È deceduto a 97 anni Cesare Romiti. Ai più giovani è un nome che non dice nulla. Per un’altra generazione è l’uomo che guidò gli interessi della Fiat nel decisivo scontro di classe nel 1980 contro gli operai della principale fabbrica italiana e, conseguentemente, contro tutto il movimento operaio nel nostro paese.
Romiti è stato il volto dell’arroganza padronale e della determinazione nel mettere in ginocchio la classe operaia alla fine di un ciclo di emancipazione storica dei lavoratori e dell’intera società.

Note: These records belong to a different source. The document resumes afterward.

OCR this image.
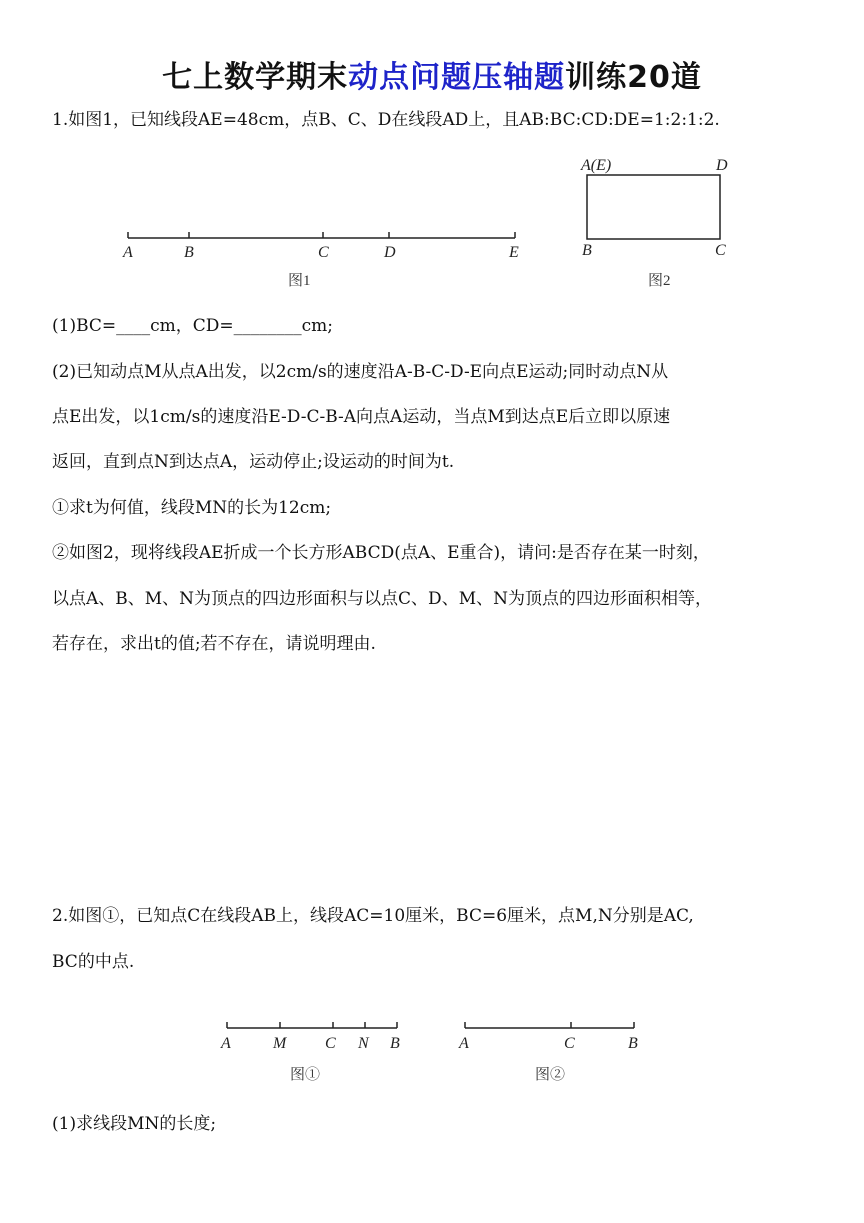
七上数学期末动点问题压轴题训练20道
1.如图1，已知线段AE=48cm，点B、C、D在线段AD上，且AB:BC:CD:DE=1:2:1:2.
A	B	C	D	E
图1
A(E)	D
B	C
图2
(1)BC=____cm，CD=________cm;
(2)已知动点M从点A出发，以2cm/s的速度沿A-B-C-D-E向点E运动;同时动点N从
点E出发，以1cm/s的速度沿E-D-C-B-A向点A运动，当点M到达点E后立即以原速
返回，直到点N到达点A，运动停止;设运动的时间为t.
①求t为何值，线段MN的长为12cm;
②如图2，现将线段AE折成一个长方形ABCD(点A、E重合)，请问:是否存在某一时刻，
以点A、B、M、N为顶点的四边形面积与以点C、D、M、N为顶点的四边形面积相等，
若存在，求出t的值;若不存在，请说明理由.
2.如图①，已知点C在线段AB上，线段AC=10厘米，BC=6厘米，点M,N分别是AC,
BC的中点.
A	M C N B
图①
A	C	B
图②
(1)求线段MN的长度;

Una emancipazione che mal si adattava agli interessi materiali ed ideologici del capitalismo in Italia.
Come molte altre, la sua è una storia che nasce dal basso ma che sin da subito si integra perfettamente con i poteri forti fino a diventarne un uomo di fiducia e di punta per tutto il lavoro sporco.
Nel 1947, a 24 anni viene assuntodal Gruppo Bombrini Parodi Delfino di Colleferro in provincia di Roma. Si tratta di una grande fabbrica di produzioni militari sotto il controllo della Difesa e dei servizi segreti italiani e statunitensi. Ne diventa il direttore finanziario. Per dare un’idea della valenza dell’impianto in cui il giovane Romiti fa la gavetta, insieme a lui lavora anche Mario Schimberni, quello che sarà il futuro presidente della Montedison.
Dopo la fusione con la Snia Viscosa, nel 1968, Romiti diventa direttore generale e qui inizia a costruire un rapporto di fiducia personale con Enrico Cuccia, ossia il principe nero di Mediobanca (il salotto dominante della finanza in Italia). Lo stretto rapporto con Cuccia gli farà da battistrada nel diventare il principale manager privato in Italia.
Dopo alcuni anni come amministratore delegato all’Alitalia, nel 1974, su richiesta di Gianni Agnelli, Cuccia lo segnala come direttore centrale di finanza, amministrazione e controllo del gruppo Fiat e nel 1976 ne diventa l’amministratore delegato.
La dolorosa ristrutturazione della Fiat nasce proprio in quel salotto privato di Mediobanca in cui Romiti è di casa. E sarà Romiti a pianificare lo scontro frontale per piegare gli operai della Fiat. Prima con i 61 licenziamenti politici nel 1979 e poi con i licenziamenti di massa nel 1980.
Il 5 settembre 1980 la Fiat mette in cassaintegrazione per 18 mesi 24mila dipendenti (quasi tutti operai). L’11 settembre – dopo una settimana di trattative con i sindacati – la Fiat annuncia 14.469 licenziamenti. Romiti, definisce i licenziamenti essenziali per non fare fallire l’azienda. Sono giorni e giorni di picchetti ai cancelli della fabbrica che viene addirittura occupata. L’allora segretario del PCI Berlinguer terrà un comizio ai cancelli della Fiat annunciando (in minoranza nella segreteria del Pci) il suo sostegno alla lotta.
Romiti, sostenuto dall’intero sistema politico/mediatico (La Repubblica inclusa per intendersi, con De Benedetti avrà un rapporto di odio/amore per anni ndr), accentua lo scontro e organizza la Marcia dei Quarantamila (impiegati e funzionari della Fiat ma anche commercianti ed esponenti dell’anticomunismo diffuso) in funzione antioperaia.
I sindacati Cgil Cisl Uil invece di rispondere chiamando alla mobilitazione il movimento operaio, calano le braghe e accettano il piano Fiat sulla cassa integrazione a zero ore che diventeranno poi licenziamenti veri e propri. Nelle assemblee operaie negli stabilimenti Fiat i sindacalisti verranno presi a ombrellate, contestati e rincorsi dagli operai che si sentono traditi. Con la sconfitta del 1980 alla Fiat inizierà il ciclo regressivo delle conquiste sociali e sindacali nel nostro paese.
Con la sconfitta degli operai alla Fiat e il rapporto fiduciario con il banchiere dei banchieri Enrico Cuccia, Romiti condizionerà anche la stessa famiglia Agnelli e diventa il manager più potente d’Italia fino a metà degli anni ’90. Dimessosi dalla Fiat (con una buona uscita di 105 miliardi più 99 per il patto di non concorrenza, ndr), passerà alla Gemina, la finanziaria che controllava il gruppo editoriale Rcs (Corriere della Sera).
Insomma Romiti è stato un vero e proprio “Uomo nero” del capitalismo italiano, spietato e potentissimo, sia contro gli operai sia verso i competitori nel suo mondo. Il fatto che nel 2009 sostenne l’appello all’unità per far eleggere Napolitano a Presidente della Repubblica (in contrasto con Berlusconi) gli ha assicurato la pubblica benevolenza da salvatore della patria del tutto immeritata.
La dipartita di Romiti non merita neanche una lacrima.